The modified enzyme, known as PETase, can start breaking down the same material in just a few days. The research team believes there is potential to accelerate this process even more with further modification.
Researchers have created a chemical that can break plastic down in a matter of hours - compared to the hundreds of years it takes for it to decompose in the Nature. "Some of those images are horrific", said McGeehan. These differences indicated that PETase may have evolved in a PET-containing environment to enable the enzyme to degrade PET.
This could revolutionise the recycling process, allowing plastics to be re-used more effectively.
More: What would happen if everyone recycled? Its findings were published on Monday in the Proceedings of the National Academy of Sciences journal.
A high definition 3D model of the enzyme was created, using the powerful x-ray beamline at Diamond Light Source in Oxfordshire.

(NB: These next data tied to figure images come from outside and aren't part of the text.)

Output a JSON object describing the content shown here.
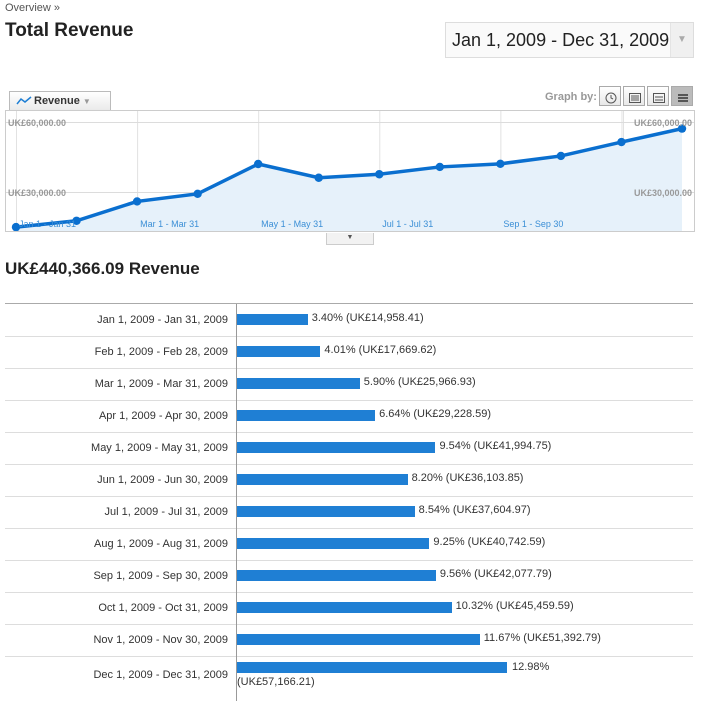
{
  "breadcrumb": "Overview »",
  "title": "Total Revenue",
  "date_range": "Jan 1, 2009 - Dec 31, 2009",
  "metric_tab": {
    "label": "Revenue"
  },
  "graph_by_label": "Graph by:",
  "graph_buttons": [
    "clock-icon",
    "list-icon",
    "compare-icon",
    "bars-icon"
  ],
  "colors": {
    "line": "#0a6fcf",
    "area": "#e6f1fa",
    "bar": "#1f7fd4"
  },
  "summary": "UK£440,366.09 Revenue",
  "chart_data": [
    {
      "type": "area",
      "x": [
        "Jan 1 - Jan 31",
        "Feb 1 - Feb 28",
        "Mar 1 - Mar 31",
        "Apr 1 - Apr 30",
        "May 1 - May 31",
        "Jun 1 - Jun 30",
        "Jul 1 - Jul 31",
        "Aug 1 - Aug 31",
        "Sep 1 - Sep 30",
        "Oct 1 - Oct 31",
        "Nov 1 - Nov 30",
        "Dec 1 - Dec 31"
      ],
      "x_tick_labels": [
        "Jan 1 - Jan 31",
        "Mar 1 - Mar 31",
        "May 1 - May 31",
        "Jul 1 - Jul 31",
        "Sep 1 - Sep 30"
      ],
      "y_tick_labels": [
        "UK£60,000.00",
        "UK£30,000.00"
      ],
      "series": [
        {
          "values": [
            14958.41,
            17669.62,
            25966.93,
            29228.59,
            41994.75,
            36103.85,
            37604.97,
            40742.59,
            42077.79,
            45459.59,
            51392.79,
            57166.21
          ]
        }
      ],
      "ylim": [
        0,
        60000
      ],
      "grid": true
    },
    {
      "type": "bar",
      "orientation": "horizontal",
      "categories": [
        "Jan 1, 2009 - Jan 31, 2009",
        "Feb 1, 2009 - Feb 28, 2009",
        "Mar 1, 2009 - Mar 31, 2009",
        "Apr 1, 2009 - Apr 30, 2009",
        "May 1, 2009 - May 31, 2009",
        "Jun 1, 2009 - Jun 30, 2009",
        "Jul 1, 2009 - Jul 31, 2009",
        "Aug 1, 2009 - Aug 31, 2009",
        "Sep 1, 2009 - Sep 30, 2009",
        "Oct 1, 2009 - Oct 31, 2009",
        "Nov 1, 2009 - Nov 30, 2009",
        "Dec 1, 2009 - Dec 31, 2009"
      ],
      "percents": [
        3.4,
        4.01,
        5.9,
        6.64,
        9.54,
        8.2,
        8.54,
        9.25,
        9.56,
        10.32,
        11.67,
        12.98
      ],
      "labels": [
        "3.40% (UK£14,958.41)",
        "4.01% (UK£17,669.62)",
        "5.90% (UK£25,966.93)",
        "6.64% (UK£29,228.59)",
        "9.54% (UK£41,994.75)",
        "8.20% (UK£36,103.85)",
        "8.54% (UK£37,604.97)",
        "9.25% (UK£40,742.59)",
        "9.56% (UK£42,077.79)",
        "10.32% (UK£45,459.59)",
        "11.67% (UK£51,392.79)",
        "12.98% (UK£57,166.21)"
      ]
    }
  ]
}
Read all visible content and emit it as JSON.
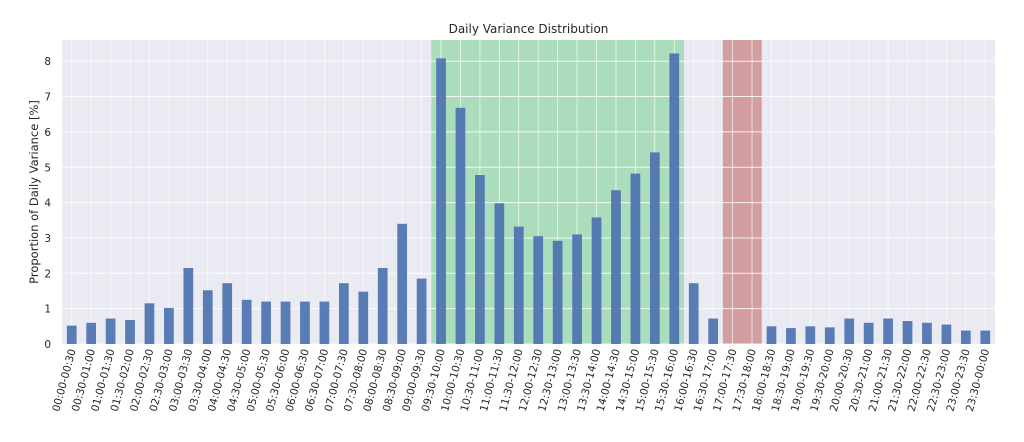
{
  "chart_data": {
    "type": "bar",
    "title": "Daily Variance Distribution",
    "xlabel": "",
    "ylabel": "Proportion of Daily Variance [%]",
    "ylim": [
      0,
      8.6
    ],
    "yticks": [
      0,
      1,
      2,
      3,
      4,
      5,
      6,
      7,
      8
    ],
    "grid": true,
    "bar_color": "#4c72b0",
    "plot_background": "#eaeaf2",
    "highlight_regions": [
      {
        "from": "09:30-10:00",
        "to": "15:30-16:00",
        "color": "#a8dbb8"
      },
      {
        "from": "17:00-17:30",
        "to": "17:30-18:00",
        "color": "#d29a9a"
      }
    ],
    "categories": [
      "00:00-00:30",
      "00:30-01:00",
      "01:00-01:30",
      "01:30-02:00",
      "02:00-02:30",
      "02:30-03:00",
      "03:00-03:30",
      "03:30-04:00",
      "04:00-04:30",
      "04:30-05:00",
      "05:00-05:30",
      "05:30-06:00",
      "06:00-06:30",
      "06:30-07:00",
      "07:00-07:30",
      "07:30-08:00",
      "08:00-08:30",
      "08:30-09:00",
      "09:00-09:30",
      "09:30-10:00",
      "10:00-10:30",
      "10:30-11:00",
      "11:00-11:30",
      "11:30-12:00",
      "12:00-12:30",
      "12:30-13:00",
      "13:00-13:30",
      "13:30-14:00",
      "14:00-14:30",
      "14:30-15:00",
      "15:00-15:30",
      "15:30-16:00",
      "16:00-16:30",
      "16:30-17:00",
      "17:00-17:30",
      "17:30-18:00",
      "18:00-18:30",
      "18:30-19:00",
      "19:00-19:30",
      "19:30-20:00",
      "20:00-20:30",
      "20:30-21:00",
      "21:00-21:30",
      "21:30-22:00",
      "22:00-22:30",
      "22:30-23:00",
      "23:00-23:30",
      "23:30-00:00"
    ],
    "values": [
      0.52,
      0.6,
      0.72,
      0.68,
      1.15,
      1.02,
      2.15,
      1.52,
      1.72,
      1.25,
      1.2,
      1.2,
      1.2,
      1.2,
      1.72,
      1.48,
      2.15,
      3.4,
      1.85,
      8.08,
      6.68,
      4.78,
      3.98,
      3.32,
      3.05,
      2.92,
      3.1,
      3.58,
      4.35,
      4.82,
      5.42,
      8.22,
      1.72,
      0.72,
      null,
      null,
      0.5,
      0.45,
      0.5,
      0.47,
      0.72,
      0.6,
      0.72,
      0.65,
      0.6,
      0.55,
      0.38,
      0.38
    ]
  }
}
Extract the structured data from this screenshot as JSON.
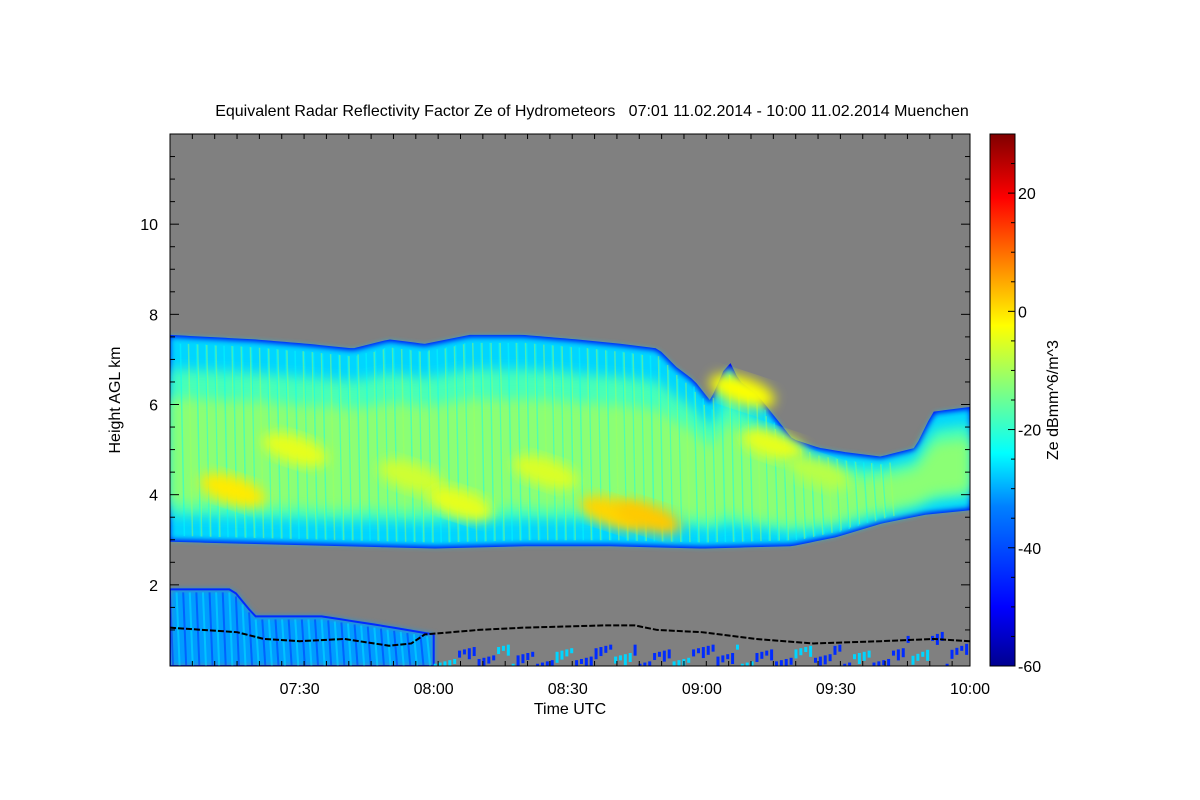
{
  "chart_data": {
    "type": "heatmap",
    "title": "Equivalent Radar Reflectivity Factor Ze of Hydrometeors   07:01 11.02.2014 - 10:00 11.02.2014 Muenchen",
    "xlabel": "Time UTC",
    "ylabel": "Height AGL km",
    "colorbar_label": "Ze dBmm^6/m^3",
    "x_range_min": [
      421,
      600
    ],
    "ylim": [
      0.2,
      12.0
    ],
    "zlim": [
      -60,
      30
    ],
    "x_ticks": [
      {
        "t": 450,
        "label": "07:30"
      },
      {
        "t": 480,
        "label": "08:00"
      },
      {
        "t": 510,
        "label": "08:30"
      },
      {
        "t": 540,
        "label": "09:00"
      },
      {
        "t": 570,
        "label": "09:30"
      },
      {
        "t": 600,
        "label": "10:00"
      }
    ],
    "y_ticks": [
      {
        "v": 2,
        "label": "2"
      },
      {
        "v": 4,
        "label": "4"
      },
      {
        "v": 6,
        "label": "6"
      },
      {
        "v": 8,
        "label": "8"
      },
      {
        "v": 10,
        "label": "10"
      }
    ],
    "colorbar_ticks": [
      {
        "v": 20,
        "label": "20"
      },
      {
        "v": 0,
        "label": "0"
      },
      {
        "v": -20,
        "label": "-20"
      },
      {
        "v": -40,
        "label": "-40"
      },
      {
        "v": -60,
        "label": "-60"
      }
    ],
    "no_data_color": "#808080",
    "colormap": [
      "#00008f",
      "#0000ff",
      "#0080ff",
      "#00ffff",
      "#80ff80",
      "#ffff00",
      "#ff8000",
      "#ff0000",
      "#800000"
    ],
    "upper_cloud": {
      "top_km": [
        [
          421,
          7.5
        ],
        [
          440,
          7.4
        ],
        [
          452,
          7.3
        ],
        [
          462,
          7.2
        ],
        [
          470,
          7.4
        ],
        [
          478,
          7.3
        ],
        [
          488,
          7.5
        ],
        [
          500,
          7.5
        ],
        [
          512,
          7.4
        ],
        [
          522,
          7.3
        ],
        [
          530,
          7.2
        ],
        [
          534,
          6.8
        ],
        [
          538,
          6.5
        ],
        [
          542,
          6.0
        ],
        [
          546,
          6.9
        ],
        [
          548,
          6.5
        ],
        [
          552,
          6.2
        ],
        [
          556,
          5.7
        ],
        [
          560,
          5.2
        ],
        [
          566,
          5.0
        ],
        [
          572,
          4.9
        ],
        [
          580,
          4.8
        ],
        [
          588,
          5.0
        ],
        [
          592,
          5.8
        ],
        [
          600,
          5.9
        ]
      ],
      "base_km": [
        [
          421,
          3.0
        ],
        [
          440,
          2.95
        ],
        [
          460,
          2.9
        ],
        [
          480,
          2.85
        ],
        [
          500,
          2.9
        ],
        [
          520,
          2.9
        ],
        [
          540,
          2.85
        ],
        [
          560,
          2.9
        ],
        [
          570,
          3.1
        ],
        [
          580,
          3.4
        ],
        [
          590,
          3.6
        ],
        [
          600,
          3.7
        ]
      ],
      "cores": [
        {
          "t": 435,
          "h": 4.1,
          "ze": -2
        },
        {
          "t": 449,
          "h": 5.0,
          "ze": -6
        },
        {
          "t": 475,
          "h": 4.4,
          "ze": -8
        },
        {
          "t": 486,
          "h": 3.8,
          "ze": -6
        },
        {
          "t": 505,
          "h": 4.5,
          "ze": -7
        },
        {
          "t": 520,
          "h": 3.6,
          "ze": 0
        },
        {
          "t": 528,
          "h": 3.5,
          "ze": 1
        },
        {
          "t": 549,
          "h": 6.3,
          "ze": -4
        },
        {
          "t": 556,
          "h": 5.1,
          "ze": -6
        },
        {
          "t": 566,
          "h": 4.5,
          "ze": -10
        }
      ]
    },
    "lower_echo": {
      "top_km": [
        [
          421,
          1.9
        ],
        [
          435,
          1.9
        ],
        [
          440,
          1.3
        ],
        [
          455,
          1.3
        ],
        [
          468,
          1.1
        ],
        [
          480,
          0.9
        ]
      ],
      "ze": -35
    },
    "cloud_base_line_km": [
      [
        421,
        1.05
      ],
      [
        436,
        0.95
      ],
      [
        442,
        0.8
      ],
      [
        450,
        0.75
      ],
      [
        460,
        0.8
      ],
      [
        470,
        0.65
      ],
      [
        475,
        0.7
      ],
      [
        478,
        0.9
      ],
      [
        490,
        1.0
      ],
      [
        500,
        1.05
      ],
      [
        518,
        1.1
      ],
      [
        525,
        1.1
      ],
      [
        530,
        1.0
      ],
      [
        540,
        0.95
      ],
      [
        552,
        0.8
      ],
      [
        565,
        0.7
      ],
      [
        580,
        0.75
      ],
      [
        592,
        0.8
      ],
      [
        600,
        0.75
      ]
    ],
    "grid": false,
    "legend": "right"
  }
}
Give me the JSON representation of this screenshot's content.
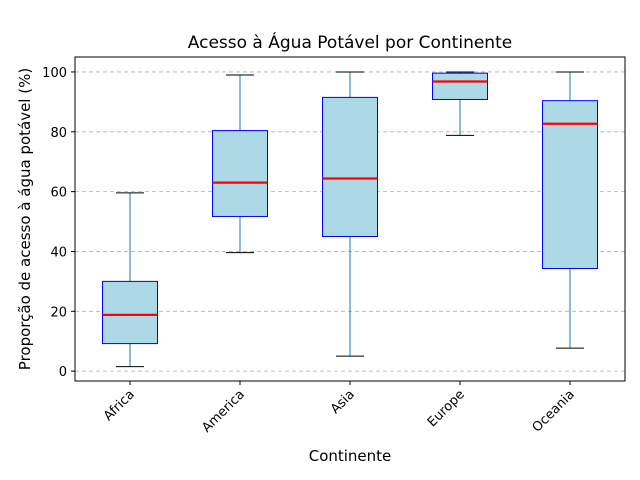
{
  "chart_data": {
    "type": "box",
    "title": "Acesso à Água Potável por Continente",
    "xlabel": "Continente",
    "ylabel": "Proporção de acesso à água potável (%)",
    "ylim": [
      -3.3,
      105
    ],
    "yticks": [
      0,
      20,
      40,
      60,
      80,
      100
    ],
    "grid": "y-dashed",
    "categories": [
      "Africa",
      "America",
      "Asia",
      "Europe",
      "Oceania"
    ],
    "boxes": [
      {
        "category": "Africa",
        "whisker_low": 1.5,
        "q1": 9.2,
        "median": 18.8,
        "q3": 30.0,
        "whisker_high": 59.6
      },
      {
        "category": "America",
        "whisker_low": 39.6,
        "q1": 51.7,
        "median": 63.0,
        "q3": 80.4,
        "whisker_high": 99.0
      },
      {
        "category": "Asia",
        "whisker_low": 5.0,
        "q1": 45.0,
        "median": 64.4,
        "q3": 91.5,
        "whisker_high": 100.0
      },
      {
        "category": "Europe",
        "whisker_low": 78.8,
        "q1": 90.8,
        "median": 96.8,
        "q3": 99.6,
        "whisker_high": 100.0
      },
      {
        "category": "Oceania",
        "whisker_low": 7.7,
        "q1": 34.3,
        "median": 82.7,
        "q3": 90.4,
        "whisker_high": 100.0
      }
    ],
    "colors": {
      "box_fill": "#add8e6",
      "box_edge": "#0000ff",
      "median": "#ff0000",
      "whisker": "#1f77b4",
      "cap": "#000000",
      "grid": "#b0b0b0"
    }
  }
}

Hypothesising that the PETase enzyme must have evolved in the presence of PET to figure out how to degrade the plastic, the researchers mutated PETase's active site, to see if they could bring it closer to another enzyme, called cutinase. "We were thrilled to learn that PETase works even better on PEF than on PET", said Beckham.
This suggests that the natural enzyme isn't fully optimized yet and there is the potential to engineer it. Plastic pollution is fast becoming one of the biggest environmental issues of our time.
The research was led by teams at the University of Portsmouth in the United Kingdom and the USA department of energy's National Renewable Energy Laboratory (NREL).
According to Innova Market Insights data, 58 percent of globally launched food and beverage products are packaged in plastic, a 5 percent increase from 2013, while 96 percent of all newly launched water products in 2017 are packaged in PET bottles.
Earlier work had shown that some fungi can break down PET plastic, which makes up about 20% of global plastic production.
"Other types of plastic could be broken down by bacteria currently evolving in the environment, McGeehan said: "People are now searching vigorously for those".
Oliver Jones, a Melbourne University chemistry expert said, "Enzymes are non-toxic, biodegradable and can be produced in large amounts by microorganisms".
By contrast, the new synthetic enzyme could allow for plastic to be quickly - and endlessly - recycled.